Thank you for the feedback, I have repaired the post introduction in accordance your commentary on utility functions. I challenge the assumption that a system not being able to reliably simulate an agent with human specifications is worrying, and I would like to make clear that the agenda I am pushing is not:
Capabilities and understanding through simulation scale proportionately
More capable systems can simulate, and therefore comprehend the goals of other systems to a greater extent
By dint of some unknown means we align AGI to this deep understanding of our goals
I agree that in the context of a plan like this a failure to establish robust abstractions of human values could be catastrophic, but when applied to a scenario like trying to align a powerful LLM, being able to estimate and interpret even incorrect abstractions could be vitally important. This could look like:
Estimate the LLMs abstraction of say “what do humans want me to refuse to reply to”
Compare this to some desired abstraction
Apply some technique like RLHF accordingly
Of course an actual implementation probably wouldn’t look like that, (“what do humans want me to refuse to reply to” isn’t necessarily one unified concept that can be easily abstracted and interpreted) but it is a high level overview of why pursuing questions like “do some specifications abstract well?” could still be useful even if they do not.

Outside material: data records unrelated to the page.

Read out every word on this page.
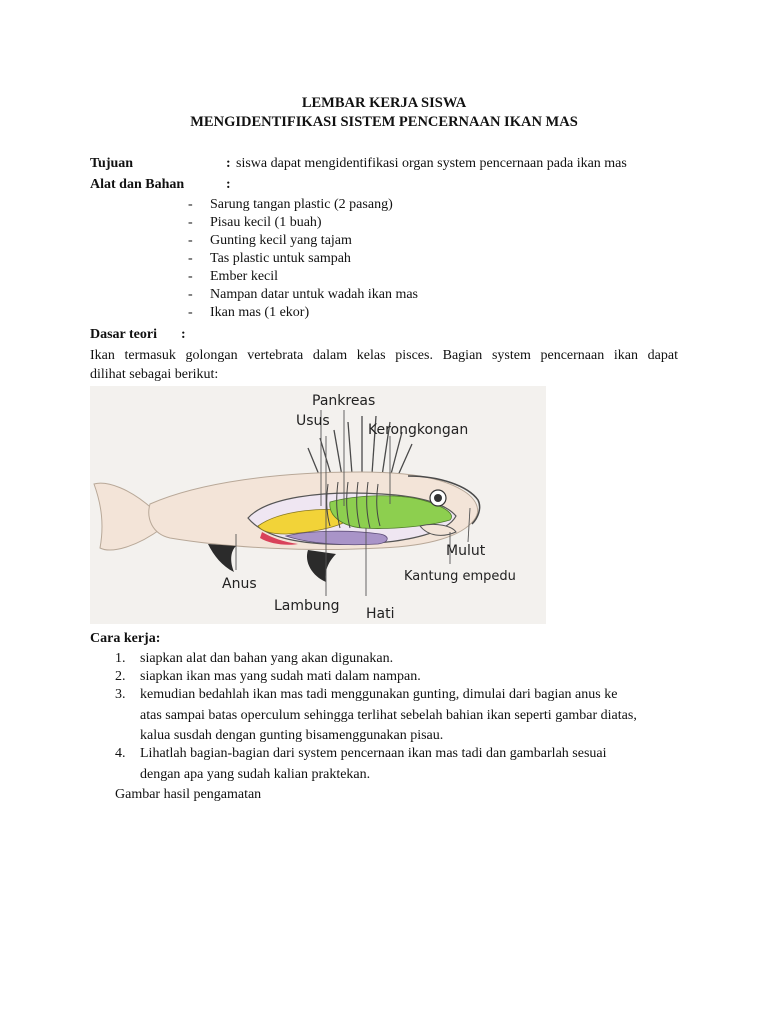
LEMBAR KERJA SISWA
MENGIDENTIFIKASI SISTEM PENCERNAAN IKAN MAS
Tujuan	: siswa dapat mengidentifikasi organ system pencernaan pada ikan mas
Alat dan Bahan	:
- Sarung tangan plastic (2 pasang)
- Pisau kecil (1 buah)
- Gunting kecil yang tajam
- Tas plastic untuk sampah
- Ember kecil
- Nampan datar untuk wadah ikan mas
- Ikan mas (1 ekor)
Dasar teori :
Ikan termasuk golongan vertebrata dalam kelas pisces. Bagian system pencernaan ikan dapat
dilihat sebagai berikut:
Pankreas
Usus
Kerongkongan
Mulut
Kantung empedu
Anus
Lambung Hati
Cara kerja:
1. siapkan alat dan bahan yang akan digunakan.
2. siapkan ikan mas yang sudah mati dalam nampan.
3. kemudian bedahlah ikan mas tadi menggunakan gunting, dimulai dari bagian anus ke
atas sampai batas operculum sehingga terlihat sebelah bahian ikan seperti gambar diatas,
kalua susdah dengan gunting bisamenggunakan pisau.
4. Lihatlah bagian-bagian dari system pencernaan ikan mas tadi dan gambarlah sesuai
dengan apa yang sudah kalian praktekan.
Gambar hasil pengamatan
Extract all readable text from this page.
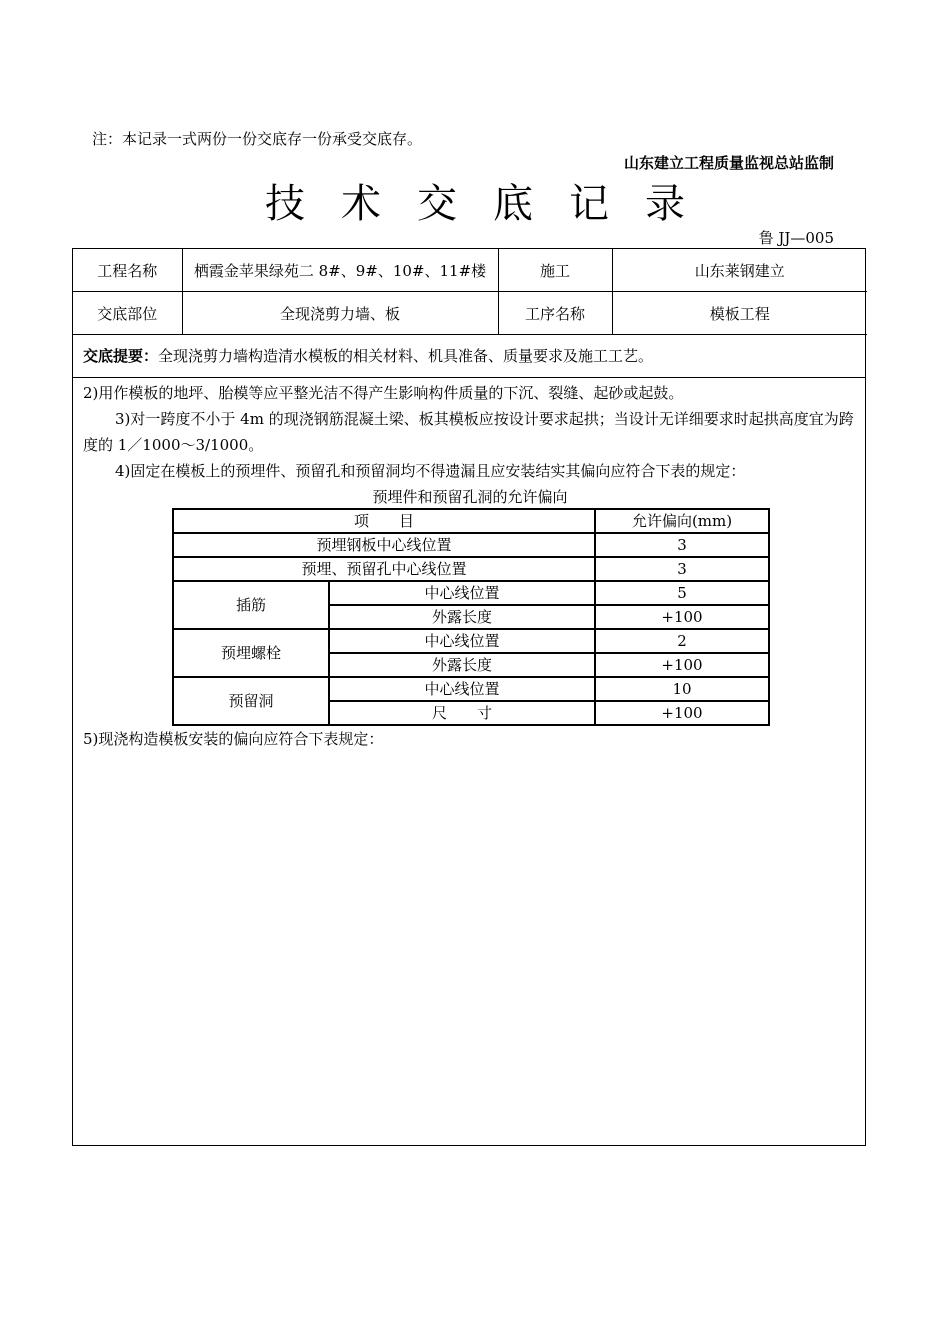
注：本记录一式两份一份交底存一份承受交底存。
山东建立工程质量监视总站监制
技术交底记录
鲁 JJ—005
工程名称	栖霞金苹果绿苑二 8#、9#、10#、11#楼	施工	山东莱钢建立
交底部位	全现浇剪力墙、板	工序名称	模板工程
交底提要：全现浇剪力墙构造清水模板的相关材料、机具准备、质量要求及施工工艺。

2)用作模板的地坪、胎模等应平整光洁不得产生影响构件质量的下沉、裂缝、起砂或起鼓。

3)对一跨度不小于 4m 的现浇钢筋混凝土梁、板其模板应按设计要求起拱；当设计无详细要求时起拱高度宜为跨度的 1／1000～3/1000。

4)固定在模板上的预埋件、预留孔和预留洞均不得遗漏且应安装结实其偏向应符合下表的规定：

预埋件和预留孔洞的允许偏向
项　　目		允许偏向(mm)
预埋钢板中心线位置		3
预埋、预留孔中心线位置		3
插筋	中心线位置	5
	外露长度	+100
预埋螺栓	中心线位置	2
	外露长度	+100
预留洞	中心线位置	10
	尺　　寸	+100

5)现浇构造模板安装的偏向应符合下表规定：
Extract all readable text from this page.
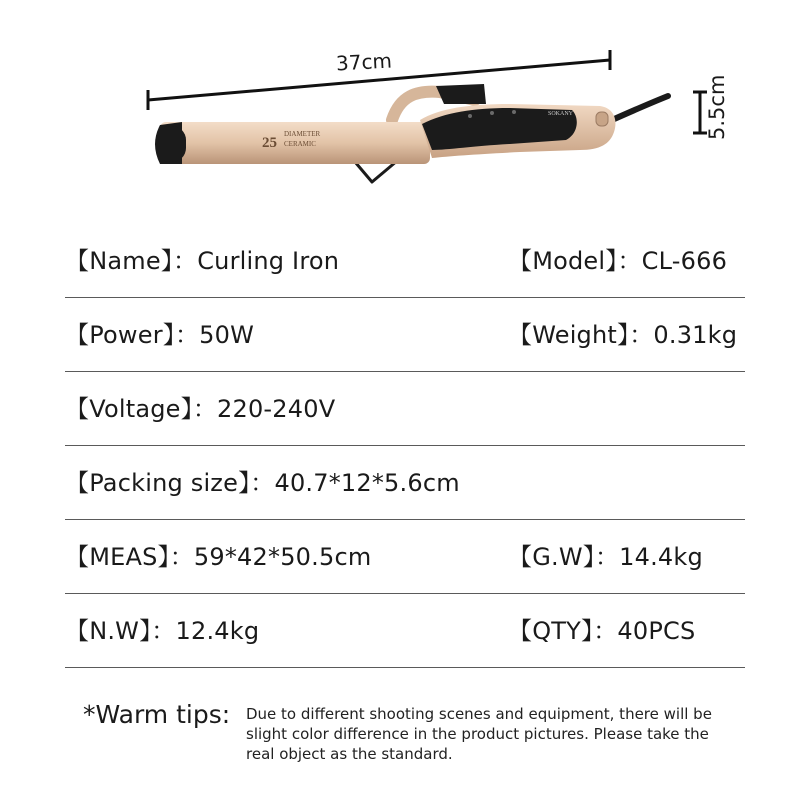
25
DIAMETER
CERAMIC
SOKANY
37cm
5.5cm
【Name】：Curling Iron	【Model】：CL-666
【Power】：50W	【Weight】：0.31kg
【Voltage】：220-240V
【Packing size】：40.7*12*5.6cm
【MEAS】：59*42*50.5cm	【G.W】：14.4kg
【N.W】：12.4kg	【QTY】：40PCS
*Warm tips: Due to different shooting scenes and equipment, there will be slight color difference in the product pictures. Please take the real object as the standard.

I hadn’t come across the relative abstracted agency post, but I find its insights incredibly useful. Over the next few days I will update this post to include its terminology. I find it likely that testing whether or not some specifications abstract well would provide useful information as to how targets are modeled as agents, but the usefulness of being able to test this in existing systems depends strongly on how the current LLM paradigm scales as we approach superintelligence. Regardless I’m sure any indication as to how targets are modeled as agents could be valuable, even in systems incapable of scaling to superintelligence.